When Donald Trump called India’s economy a “dead economy“, the internet exploded. While some rushed to slam the US President and defend the country, others offered measured and fact-based responses. One such reaction came from Akash Shrivastava, a financial influencer and founder of Wisdom Hatch, where he broke down the real issues that according to him are holding back India’s economic progress, without getting emotional.

Shrivastava’s post implied that calling India a “dead economy” may sound harsh, but there’s a reason why such criticism finds its way. “Dead economy: an economy for top 1%,” he said in a post on X (formerly twitter), listing several data-backed points to explain what’s really going on.

Growth is not as strong as it seems

    Shrivastava said that India is currently growing at around 6.5%, which is an “extremely slow growth rate”. The reason behind this is that India’s economy is valued at about $4 trillion base, which is nearly eight times smaller than the US. He further added that India’s per capita income is 31 times lower than that of the US. Shrivastava pointed out that when China was at a similar economic level as India, it grew in double digits for over a decade.

    Disposable income per person

      India ranks 140th in the world when it comes to disposable income per person, with an average of just $3,000 per year. “We have a huge population, but very few can afford high-quality things,” Shrivastava explained. This limits growth in consumer-driven sectors.

      Heavy taxes discourage aspiration

        Because most Indians can’t afford luxury goods as the government adds luxury taxes on even basic things like air conditioners, Shrivastava said that this discourages people even further. This discouragement leads many with talent and money to leave the country. “When people witness such stupidity, anyone who can leave, leaves,” he said.

        India tops in millionaire migration

          Shrivastava claims that India ranks number one in net millionaire migration. That means a larger share of rich Indians are leaving the country than in any other nation. In 2024, this number was the highest, if seen globally.

          India leads in remittances, too

            India also ranks number 1 in remittances (money sent home by Indians working abroad). While this shows Indians are hardworking, Shrivastava questions if it’s really a sign of success, or simply a reflection of people leaving for better opportunities.

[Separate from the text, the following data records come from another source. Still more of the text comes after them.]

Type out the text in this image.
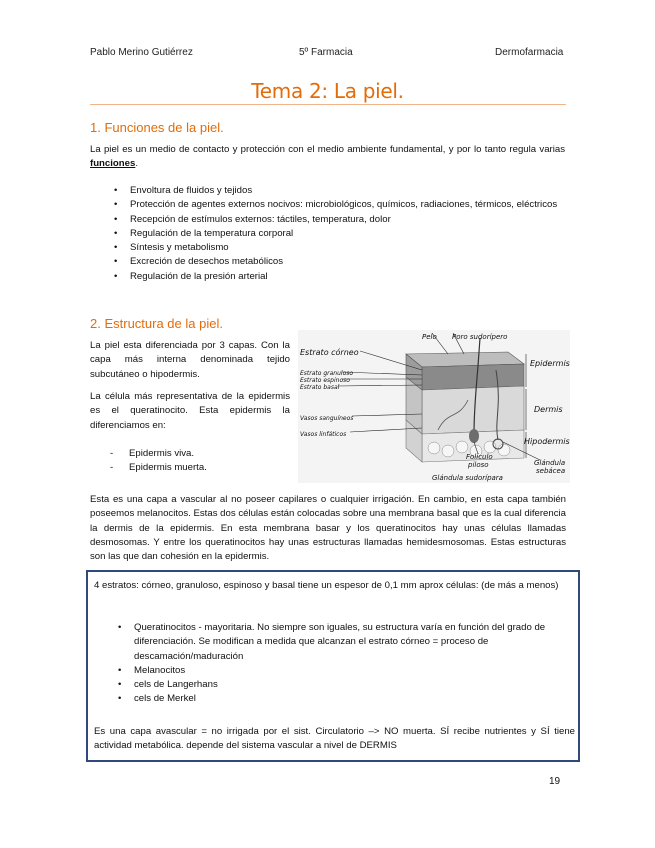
Pablo Merino Gutiérrez	5º Farmacia	Dermofarmacia
Tema 2: La piel.
1. Funciones de la piel.
La piel es un medio de contacto y protección con el medio ambiente fundamental, y por lo tanto regula varias funciones.
• Envoltura de fluidos y tejidos
• Protección de agentes externos nocivos: microbiológicos, químicos, radiaciones, térmicos, eléctricos
• Recepción de estímulos externos: táctiles, temperatura, dolor
• Regulación de la temperatura corporal
• Síntesis y metabolismo
• Excreción de desechos metabólicos
• Regulación de la presión arterial
2. Estructura de la piel.
La piel esta diferenciada por 3 capas. Con la capa más interna denominada tejido subcutáneo o hipodermis.
La célula más representativa de la epidermis es el queratinocito. Esta epidermis la diferenciamos en:
- Epidermis viva.
- Epidermis muerta.
Pelo Poro sudorípero
Estrato córneo
Estrato granuloso
Estrato espinoso
Estrato basal
Vasos sanguíneos
Vasos linfáticos
Epidermis
Dermis
Hipodermis
Folículo
piloso
Glándula sudorípara
Glándula
sebácea
Esta es una capa a vascular al no poseer capilares o cualquier irrigación. En cambio, en esta capa también poseemos melanocitos. Estas dos células están colocadas sobre una membrana basal que es la cual diferencia la dermis de la epidermis. En esta membrana basar y los queratinocitos hay unas células llamadas desmosomas. Y entre los queratinocitos hay unas estructuras llamadas hemidesmosomas. Estas estructuras son las que dan cohesión en la epidermis.
4 estratos: córneo, granuloso, espinoso y basal tiene un espesor de 0,1 mm aprox células: (de más a menos)
• Queratinocitos - mayoritaria. No siempre son iguales, su estructura varía en función del grado de diferenciación. Se modifican a medida que alcanzan el estrato córneo = proceso de descamación/maduración
• Melanocitos
• cels de Langerhans
• cels de Merkel
Es una capa avascular = no irrigada por el sist. Circulatorio –> NO muerta. SÍ recibe nutrientes y SÍ tiene actividad metabólica. depende del sistema vascular a nivel de DERMIS
19
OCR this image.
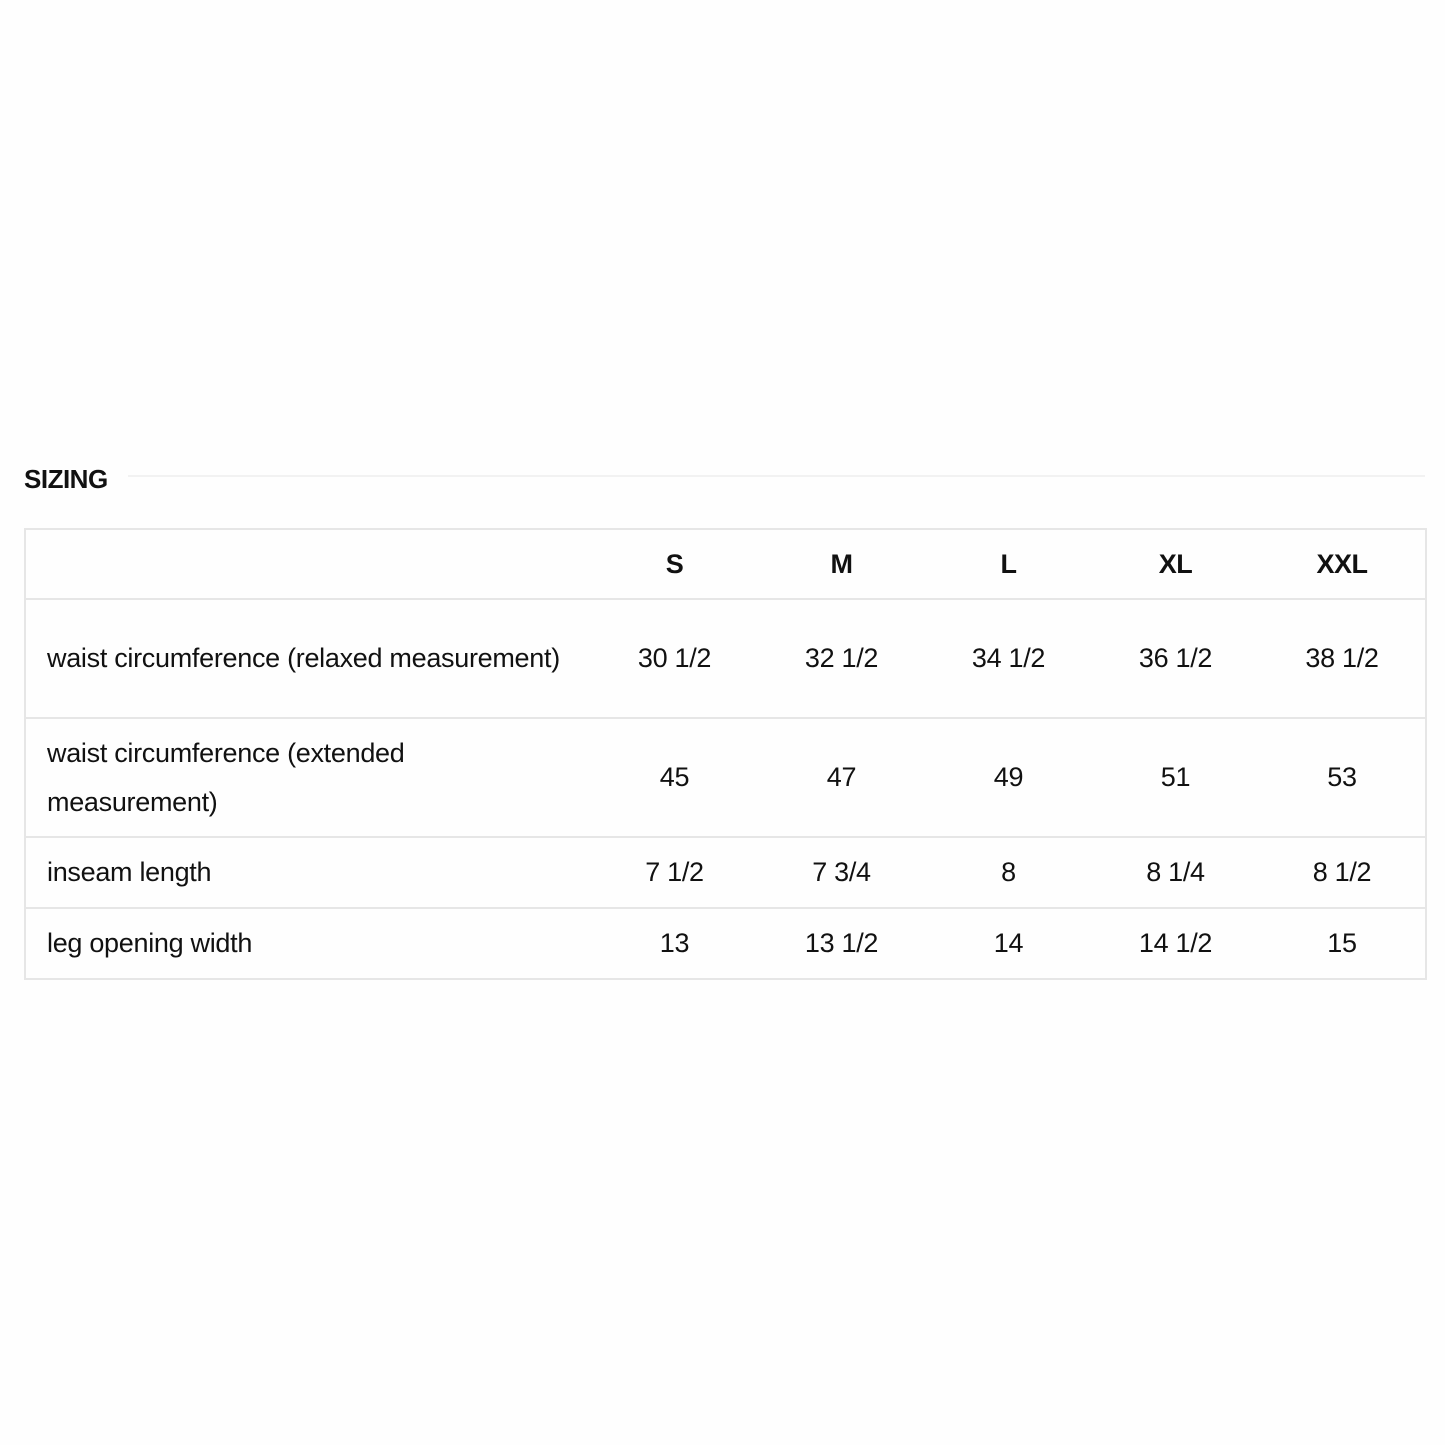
SIZING
	S	M	L	XL	XXL
waist circumference (relaxed measurement)	30 1/2	32 1/2	34 1/2	36 1/2	38 1/2
waist circumference (extended measurement)	45	47	49	51	53
inseam length	7 1/2	7 3/4	8	8 1/4	8 1/2
leg opening width	13	13 1/2	14	14 1/2	15
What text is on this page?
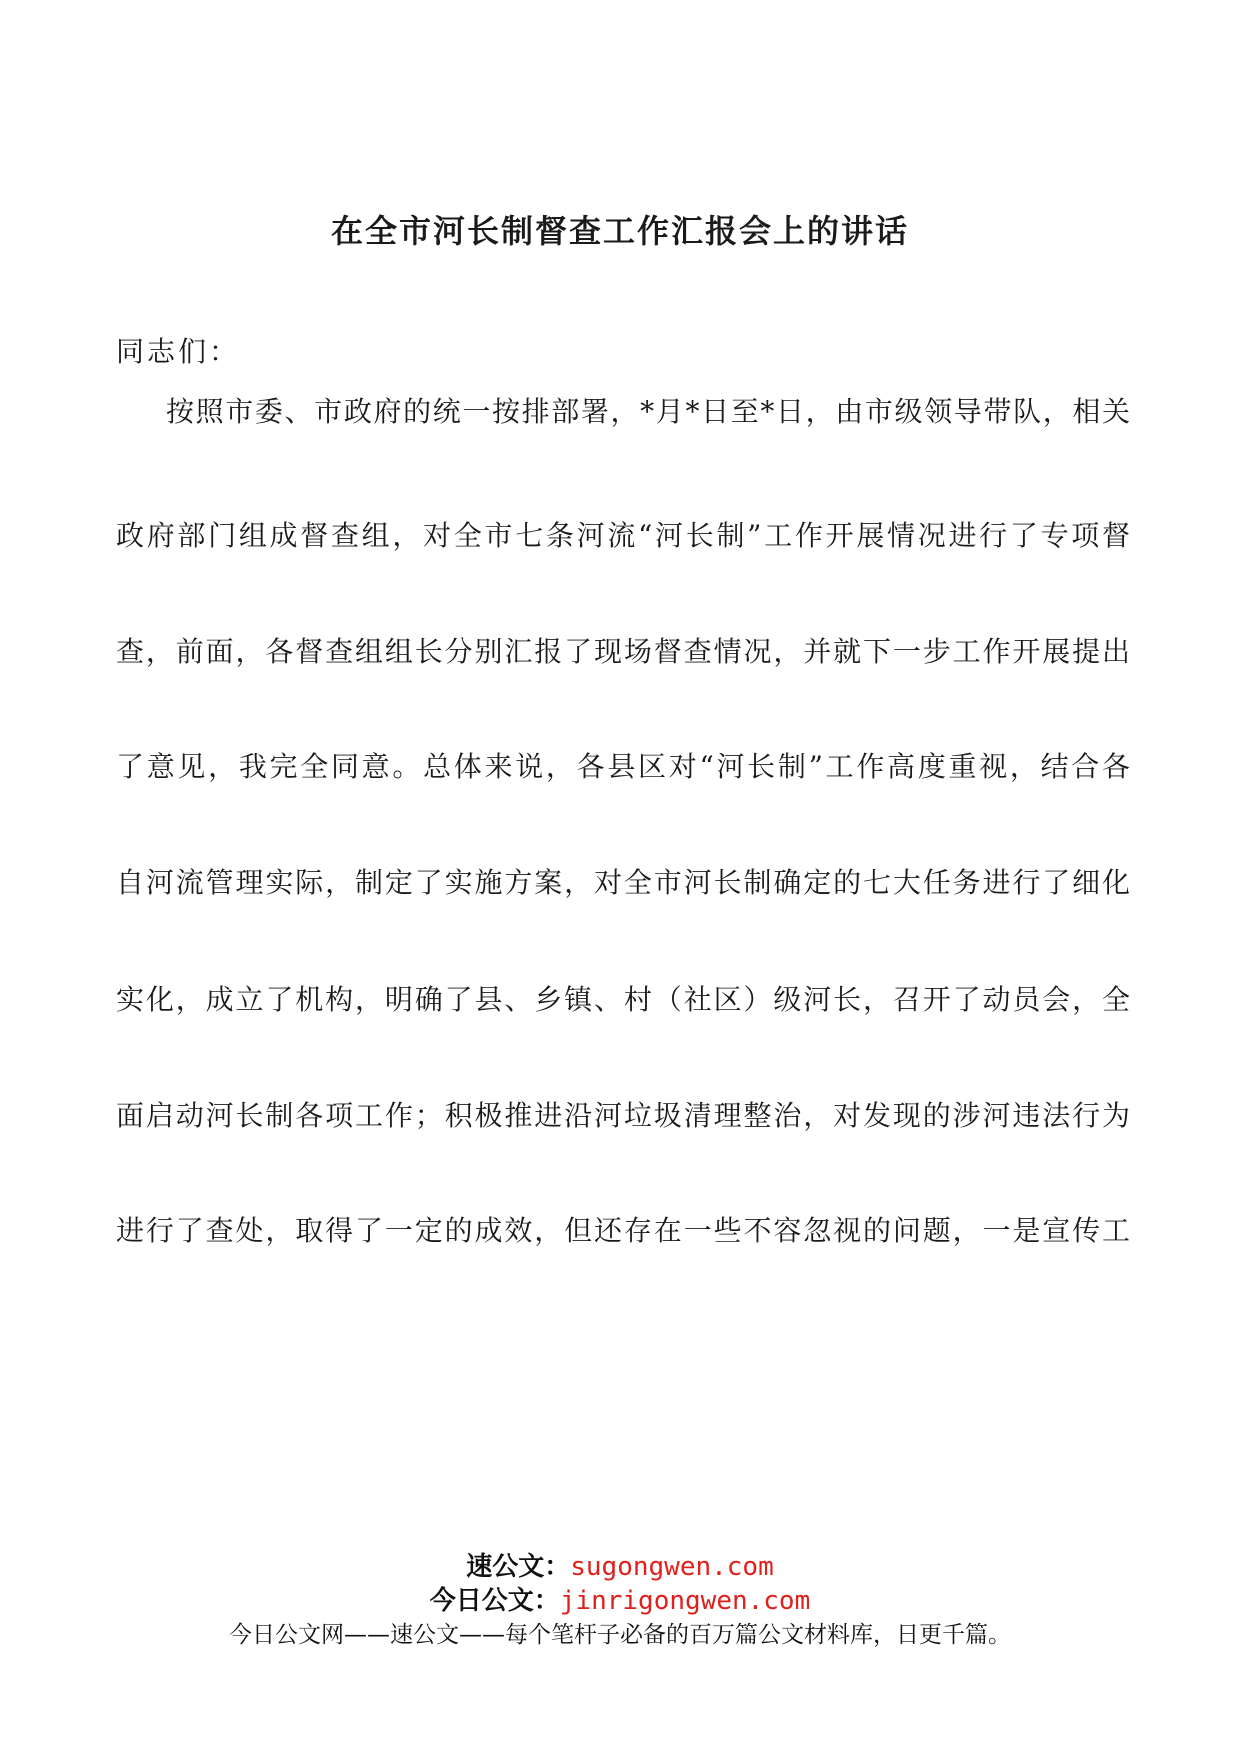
在全市河长制督查工作汇报会上的讲话
同志们：
按照市委、市政府的统一按排部署，*月*日至*日，由市级领导带队，相关
政府部门组成督查组，对全市七条河流“河长制”工作开展情况进行了专项督
查，前面，各督查组组长分别汇报了现场督查情况，并就下一步工作开展提出
了意见，我完全同意。总体来说，各县区对“河长制”工作高度重视，结合各
自河流管理实际，制定了实施方案，对全市河长制确定的七大任务进行了细化
实化，成立了机构，明确了县、乡镇、村（社区）级河长，召开了动员会，全
面启动河长制各项工作；积极推进沿河垃圾清理整治，对发现的涉河违法行为
进行了查处，取得了一定的成效，但还存在一些不容忽视的问题，一是宣传工
速公文：sugongwen.com
今日公文：jinrigongwen.com
今日公文网——速公文——每个笔杆子必备的百万篇公文材料库，日更千篇。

            What we really need: Spending on basics

              Shrivastava then went on to say that to truly grow, India needs to invest more in education, healthcare, and innovation. “Our spending in these areas is still below global averages,” he noted.

              Broken incentives and leadership

                Shrivastava also highlighted a deep-rooted problem which is incentives. He highlighted that government officials send their children to private schools while public schools suffer. He added that politicians who are actually working on creating better economic policies often change their kids’ citizenships. Meanwhile, much of the media and public are busy spreading WhatsApp forwards or chasing feel-good slogans like the $40 trillion dream, without questioning reality.

                Shrivastava ended the post urging Indians to take a closer look at the problems and plan long-term solutions. “Taking a hard look at where we can improve is better than getting triggered by what a white dude said,” he concluded.